Co prawda, to potężna inwestycja, ale ma być zrealizowana tak, aby nie wyłączać autostrady A45 z ruchu. Nowe wiadukty mają być wybudowane obok aktualnej nitki trasy, a po ich ukończeniu ma być na nie przełączony ruch. Mimo to kierowcy muszą przygotować się na utrudnienia i ograniczenia prędkości. Dodatkowo cała operacja pochłonie także spore środki z niemieckiego budżetu.

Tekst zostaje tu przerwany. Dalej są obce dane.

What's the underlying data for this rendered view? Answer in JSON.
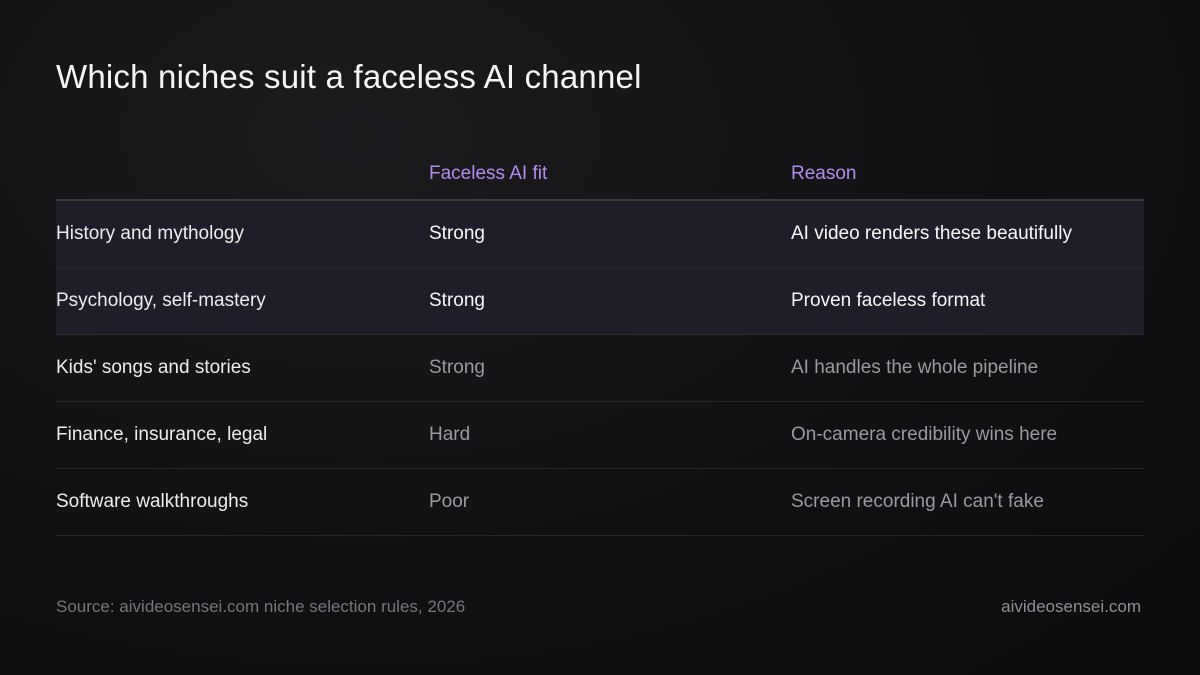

Dalsza część tekstu pod materiałem wideo:

Jak wylicza DW, tylko w zeszłym roku na podobne remonty wydano ok. 1,57 mld euro. W tym roku na ten cel przeznaczone jest 1,64 mld euro, a w 2023 r. niewiele mniej, bo 1,62 mld euro. To jednak nie koniec, bowiem według drogowców ok. połowa z 28 tys. wiaduktów i mostów autostradowych w Niemczech będzie wymagała w nadchodzących latach przebudowy. Wynika to nie tylko z wyeksploatowania, ale także zwiększenia natężenia ruchu, który od lat 80. wzrósł dwukrotnie.

Sprawa jest na tyle poważna, że powołano nawet specjalne "mostowe oddziału specjalne" (oryginalnie "Bruecken-Task-Force"), które przyjrzą się i przygotują analizę stanu techniczną wszystkich wiaduktów autostradowych w kraju.